Reducing fake orthogonality
Sometimes the interface allow passing two orthogonal options, but it actually does not support some combinations of options. This is fake orthogonality (seems orthogonal in interface but actually doesn't).
Sum types are useful for avoiding the invalid combinations of data, reducing fake orthogonality. They can help correctness by stopping the invalid combinations of data from being created.
Another case is that the software provides orthogonality in interface, and actually supports all combinations of options (including many useless option combinations), but the implementation is non-orthogonal, then the implementaiton will face combinatory explosion.
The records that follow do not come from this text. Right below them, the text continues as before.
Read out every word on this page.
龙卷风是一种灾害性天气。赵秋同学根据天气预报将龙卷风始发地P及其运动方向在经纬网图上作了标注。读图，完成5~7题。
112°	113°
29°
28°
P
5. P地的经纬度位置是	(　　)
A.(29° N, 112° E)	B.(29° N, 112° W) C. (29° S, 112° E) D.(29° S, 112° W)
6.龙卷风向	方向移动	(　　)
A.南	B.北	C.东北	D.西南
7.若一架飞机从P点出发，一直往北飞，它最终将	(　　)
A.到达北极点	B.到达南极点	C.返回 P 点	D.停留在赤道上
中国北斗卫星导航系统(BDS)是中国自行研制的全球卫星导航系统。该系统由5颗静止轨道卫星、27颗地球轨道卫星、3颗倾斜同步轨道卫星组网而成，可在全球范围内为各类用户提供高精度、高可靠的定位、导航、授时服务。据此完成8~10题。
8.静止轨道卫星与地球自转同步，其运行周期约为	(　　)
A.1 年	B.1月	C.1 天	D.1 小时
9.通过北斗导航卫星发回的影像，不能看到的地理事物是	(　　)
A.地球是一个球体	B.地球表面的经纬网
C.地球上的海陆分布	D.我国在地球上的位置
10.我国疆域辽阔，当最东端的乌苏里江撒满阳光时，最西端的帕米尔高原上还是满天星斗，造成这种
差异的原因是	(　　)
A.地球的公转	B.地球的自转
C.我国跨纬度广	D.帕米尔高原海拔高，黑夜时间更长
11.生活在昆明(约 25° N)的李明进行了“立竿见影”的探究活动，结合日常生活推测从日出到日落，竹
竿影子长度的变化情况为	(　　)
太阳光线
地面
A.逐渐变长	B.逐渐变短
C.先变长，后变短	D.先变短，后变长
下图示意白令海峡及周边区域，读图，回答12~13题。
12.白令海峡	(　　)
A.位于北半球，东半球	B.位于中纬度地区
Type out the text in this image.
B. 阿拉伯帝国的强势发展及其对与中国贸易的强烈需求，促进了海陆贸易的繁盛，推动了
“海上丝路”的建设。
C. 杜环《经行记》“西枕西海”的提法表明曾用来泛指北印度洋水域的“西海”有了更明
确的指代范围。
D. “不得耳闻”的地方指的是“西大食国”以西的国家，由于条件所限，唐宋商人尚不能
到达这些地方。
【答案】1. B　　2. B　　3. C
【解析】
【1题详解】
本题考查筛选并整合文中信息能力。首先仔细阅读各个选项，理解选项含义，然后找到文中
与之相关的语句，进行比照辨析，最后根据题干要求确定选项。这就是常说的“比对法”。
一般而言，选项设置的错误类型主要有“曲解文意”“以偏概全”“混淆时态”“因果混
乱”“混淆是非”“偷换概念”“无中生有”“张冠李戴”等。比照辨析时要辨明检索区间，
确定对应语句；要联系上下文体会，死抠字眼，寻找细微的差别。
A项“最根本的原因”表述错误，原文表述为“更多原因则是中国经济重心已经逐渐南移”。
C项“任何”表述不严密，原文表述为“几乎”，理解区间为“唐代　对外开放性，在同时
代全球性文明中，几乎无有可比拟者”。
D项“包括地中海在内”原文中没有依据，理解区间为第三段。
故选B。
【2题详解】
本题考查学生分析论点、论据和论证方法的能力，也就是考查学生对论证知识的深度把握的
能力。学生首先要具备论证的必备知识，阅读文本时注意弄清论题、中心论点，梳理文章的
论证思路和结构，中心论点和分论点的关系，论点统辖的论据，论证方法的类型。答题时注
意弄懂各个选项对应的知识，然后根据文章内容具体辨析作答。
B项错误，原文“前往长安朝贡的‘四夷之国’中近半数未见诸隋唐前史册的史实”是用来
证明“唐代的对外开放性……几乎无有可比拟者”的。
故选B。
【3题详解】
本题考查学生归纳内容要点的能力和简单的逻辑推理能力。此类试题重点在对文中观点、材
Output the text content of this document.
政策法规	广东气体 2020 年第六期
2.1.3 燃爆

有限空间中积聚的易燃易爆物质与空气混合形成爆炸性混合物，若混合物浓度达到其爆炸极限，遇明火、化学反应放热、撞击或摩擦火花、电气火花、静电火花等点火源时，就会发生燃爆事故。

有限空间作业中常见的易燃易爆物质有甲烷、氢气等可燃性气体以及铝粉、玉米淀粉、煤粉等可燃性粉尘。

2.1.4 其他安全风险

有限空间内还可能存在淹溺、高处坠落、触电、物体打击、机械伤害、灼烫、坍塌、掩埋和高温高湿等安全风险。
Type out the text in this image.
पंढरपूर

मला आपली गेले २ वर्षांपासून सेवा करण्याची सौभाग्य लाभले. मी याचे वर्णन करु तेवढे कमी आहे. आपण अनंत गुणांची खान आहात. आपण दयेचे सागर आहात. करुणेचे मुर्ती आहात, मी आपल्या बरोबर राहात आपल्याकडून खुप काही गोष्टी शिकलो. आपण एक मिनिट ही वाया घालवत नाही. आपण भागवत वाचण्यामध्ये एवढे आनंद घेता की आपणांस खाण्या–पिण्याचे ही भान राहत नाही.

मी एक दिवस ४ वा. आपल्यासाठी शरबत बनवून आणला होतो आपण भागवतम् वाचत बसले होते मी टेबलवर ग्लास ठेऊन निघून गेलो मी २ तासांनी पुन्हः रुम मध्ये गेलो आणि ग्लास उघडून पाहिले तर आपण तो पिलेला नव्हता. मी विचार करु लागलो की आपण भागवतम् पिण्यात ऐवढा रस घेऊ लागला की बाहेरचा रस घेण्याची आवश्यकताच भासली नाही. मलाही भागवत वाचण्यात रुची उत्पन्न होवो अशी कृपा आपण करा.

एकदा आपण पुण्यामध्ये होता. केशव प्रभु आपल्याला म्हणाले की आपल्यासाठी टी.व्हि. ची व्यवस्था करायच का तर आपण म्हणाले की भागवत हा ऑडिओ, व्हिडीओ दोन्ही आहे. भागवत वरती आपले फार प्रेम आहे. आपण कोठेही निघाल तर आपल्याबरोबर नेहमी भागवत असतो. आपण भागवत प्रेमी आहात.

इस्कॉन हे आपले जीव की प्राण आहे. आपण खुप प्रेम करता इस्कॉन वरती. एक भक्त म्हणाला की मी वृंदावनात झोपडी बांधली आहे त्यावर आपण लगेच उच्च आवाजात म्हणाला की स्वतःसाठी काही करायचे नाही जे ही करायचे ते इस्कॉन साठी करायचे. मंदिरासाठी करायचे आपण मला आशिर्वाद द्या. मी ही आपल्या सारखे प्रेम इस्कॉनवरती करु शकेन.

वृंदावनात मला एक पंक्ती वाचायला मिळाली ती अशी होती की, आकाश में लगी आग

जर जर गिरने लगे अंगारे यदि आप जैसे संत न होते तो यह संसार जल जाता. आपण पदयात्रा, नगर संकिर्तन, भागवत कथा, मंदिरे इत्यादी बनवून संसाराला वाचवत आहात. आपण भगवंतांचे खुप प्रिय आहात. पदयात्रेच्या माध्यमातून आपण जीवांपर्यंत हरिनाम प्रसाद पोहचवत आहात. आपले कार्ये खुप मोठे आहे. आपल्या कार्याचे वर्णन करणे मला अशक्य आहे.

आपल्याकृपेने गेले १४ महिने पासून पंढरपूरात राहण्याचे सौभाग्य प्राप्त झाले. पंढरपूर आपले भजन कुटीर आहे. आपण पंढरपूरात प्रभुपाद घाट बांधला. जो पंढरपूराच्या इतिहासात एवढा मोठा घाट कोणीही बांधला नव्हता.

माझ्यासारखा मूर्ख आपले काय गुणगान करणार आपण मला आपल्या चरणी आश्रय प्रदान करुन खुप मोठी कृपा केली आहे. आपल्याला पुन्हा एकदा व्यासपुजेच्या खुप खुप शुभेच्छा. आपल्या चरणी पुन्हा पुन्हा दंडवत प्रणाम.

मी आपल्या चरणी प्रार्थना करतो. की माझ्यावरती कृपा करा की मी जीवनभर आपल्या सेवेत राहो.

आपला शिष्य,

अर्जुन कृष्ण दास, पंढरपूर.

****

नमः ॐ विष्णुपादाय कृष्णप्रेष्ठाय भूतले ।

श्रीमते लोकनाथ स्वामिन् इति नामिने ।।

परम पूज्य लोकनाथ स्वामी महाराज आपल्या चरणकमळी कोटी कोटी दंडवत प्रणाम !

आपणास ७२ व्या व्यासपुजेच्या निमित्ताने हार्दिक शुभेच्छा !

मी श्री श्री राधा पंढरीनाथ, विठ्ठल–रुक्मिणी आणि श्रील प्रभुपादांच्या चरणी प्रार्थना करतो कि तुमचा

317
Limiting the supported combinations in interface is better.
If you consider it as a library, you can use Windows linker functionality X in combination with Unix linker functionality Y, but there was no precedent for what the linker should behave in such a case. Even worse, in many situations, it was not obvious what would be the “right” behavior. We spent a lot of time discussing to define the semantics that would make sense for all possible feature combinations, and we carefully wrote complex code to support all targets simultaneously. However, in hindsight, this was probably not a good way to spend time because no one really wanted to use such hypothetical feature combinations. lld v1 probably didn't have any real users.